I monitor Google's tech talks on Google Video and yesterday a very interesting one popped up: "Nooglers-and-the-pdb: Reactor". While I was watching the video I realised it was an internal Google talk for new Googlers that had been publicly posted by mistake, and it has now been withdrawn. Google Blogoscoped has a good summary of the talk. The blurb is:
Reactor is the backend that provides feed services for Google Reader, igoogle, and other applications. It provides access to the full history of feeds, with tagging and read state management. In this talk we will discuss the design of the reactor backend, including the recently-launched search feature.
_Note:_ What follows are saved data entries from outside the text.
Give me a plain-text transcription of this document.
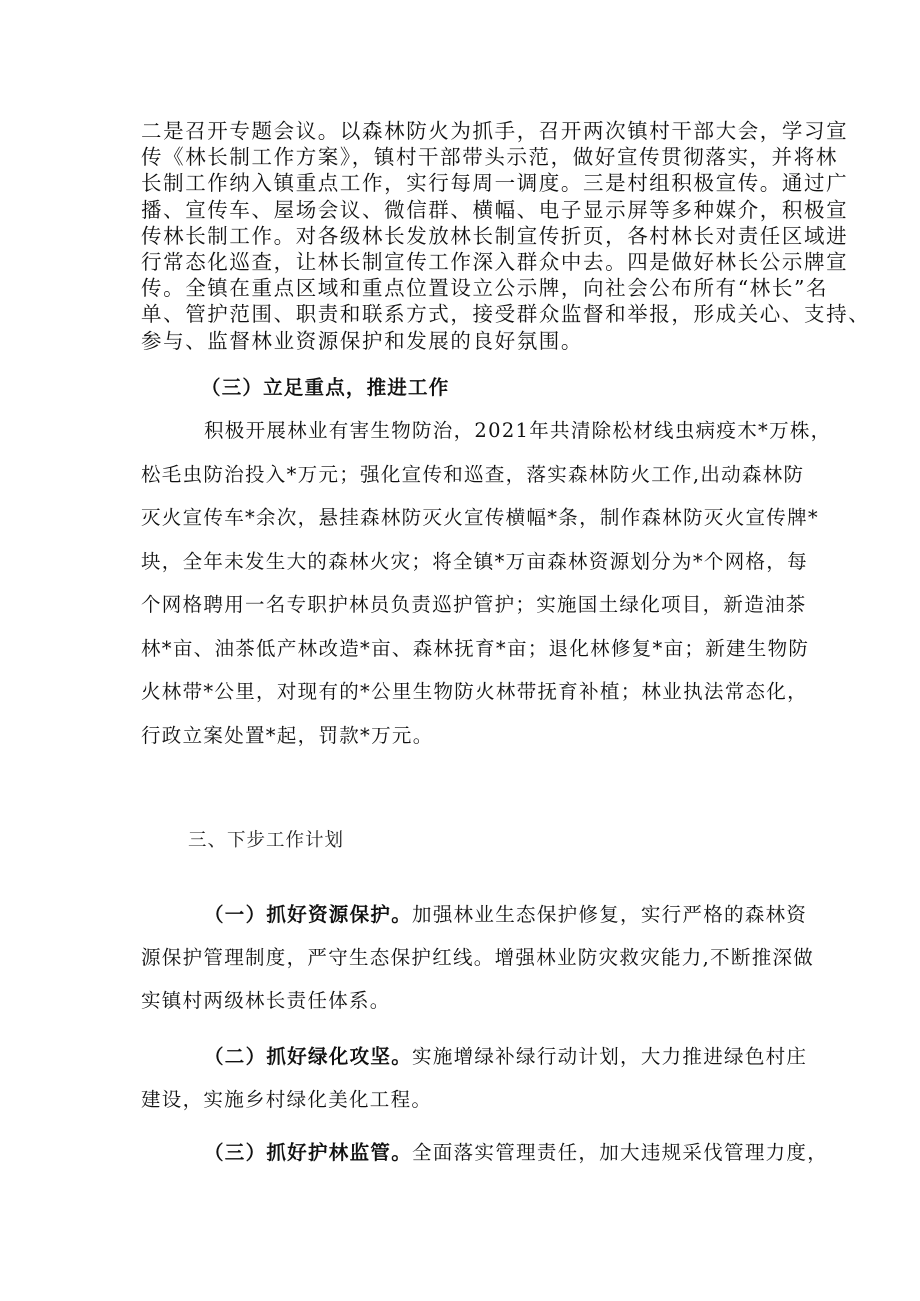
二是召开专题会议。以森林防火为抓手，召开两次镇村干部大会，学习宣
传《林长制工作方案》，镇村干部带头示范，做好宣传贯彻落实，并将林
长制工作纳入镇重点工作，实行每周一调度。三是村组积极宣传。通过广
播、宣传车、屋场会议、微信群、横幅、电子显示屏等多种媒介，积极宣
传林长制工作。对各级林长发放林长制宣传折页，各村林长对责任区域进
行常态化巡查，让林长制宣传工作深入群众中去。四是做好林长公示牌宣
传。全镇在重点区域和重点位置设立公示牌，向社会公布所有“林长”名
单、管护范围、职责和联系方式，接受群众监督和举报，形成关心、支持、
参与、监督林业资源保护和发展的良好氛围。

（三）立足重点，推进工作

积极开展林业有害生物防治，2021年共清除松材线虫病疫木*万株，
松毛虫防治投入*万元；强化宣传和巡查，落实森林防火工作,出动森林防
灭火宣传车*余次，悬挂森林防灭火宣传横幅*条，制作森林防灭火宣传牌*
块，全年未发生大的森林火灾；将全镇*万亩森林资源划分为*个网格，每
个网格聘用一名专职护林员负责巡护管护；实施国土绿化项目，新造油茶
林*亩、油茶低产林改造*亩、森林抚育*亩；退化林修复*亩；新建生物防
火林带*公里，对现有的*公里生物防火林带抚育补植；林业执法常态化，
行政立案处置*起，罚款*万元。

三、下步工作计划

（一）抓好资源保护。加强林业生态保护修复，实行严格的森林资
源保护管理制度，严守生态保护红线。增强林业防灾救灾能力,不断推深做
实镇村两级林长责任体系。
（二）抓好绿化攻坚。实施增绿补绿行动计划，大力推进绿色村庄
建设，实施乡村绿化美化工程。
（三）抓好护林监管。全面落实管理责任，加大违规采伐管理力度，
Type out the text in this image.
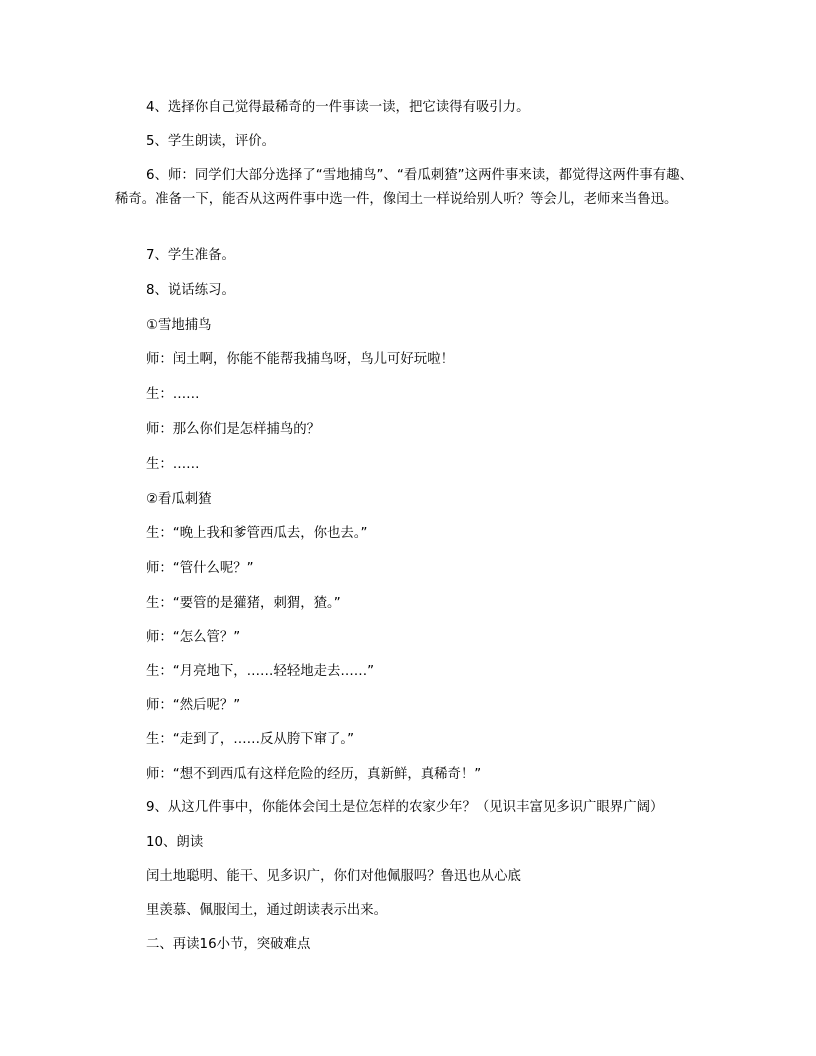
4、选择你自己觉得最稀奇的一件事读一读，把它读得有吸引力。

5、学生朗读，评价。

6、师：同学们大部分选择了“雪地捕鸟”、“看瓜刺猹”这两件事来读，都觉得这两件事有趣、稀奇。准备一下，能否从这两件事中选一件，像闰土一样说给别人听？等会儿，老师来当鲁迅。

7、学生准备。

8、说话练习。

①雪地捕鸟

师：闰土啊，你能不能帮我捕鸟呀，鸟儿可好玩啦！

生：……

师：那么你们是怎样捕鸟的？

生：……

②看瓜刺猹

生：“晚上我和爹管西瓜去，你也去。”

师：“管什么呢？”

生：“要管的是獾猪，刺猬，猹。”

师：“怎么管？”

生：“月亮地下，……轻轻地走去……”

师：“然后呢？”

生：“走到了，……反从胯下窜了。”

师：“想不到西瓜有这样危险的经历，真新鲜，真稀奇！”

9、从这几件事中，你能体会闰土是位怎样的农家少年？（见识丰富见多识广眼界广阔）

10、朗读

闰土地聪明、能干、见多识广，你们对他佩服吗？鲁迅也从心底

里羡慕、佩服闰土，通过朗读表示出来。

二、再读16小节，突破难点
It was very interesting as they talk about all sorts of internal Google projects and their code names. It includes the BigTable schema for Reactor, how the new search feature is a tree of 150 servers (150 million documents) to spread network bandwidth (and 40 machines serving 40 million fresh documents) and the fact that the team is three people on the backend and three people plus one intern on the frontend.
Reactor has two tables in BigTable: an items table and a streams table. The items table has an item column: ID which is a hash of the URL and other things, a column and a tag column family which has tags for each user that has read it. The stream table has two kind of streams: feeds streams (keyed by the URL) and with a list of item ids and for users' read tags. The first page is expensive to generate:
"Any time you come to Reader it's doing tens if not hundreds of lookups of BigTable lookups in parallel to find all of your streams and the items in them".
It was quite interesting. Google should make all these talks public ;-)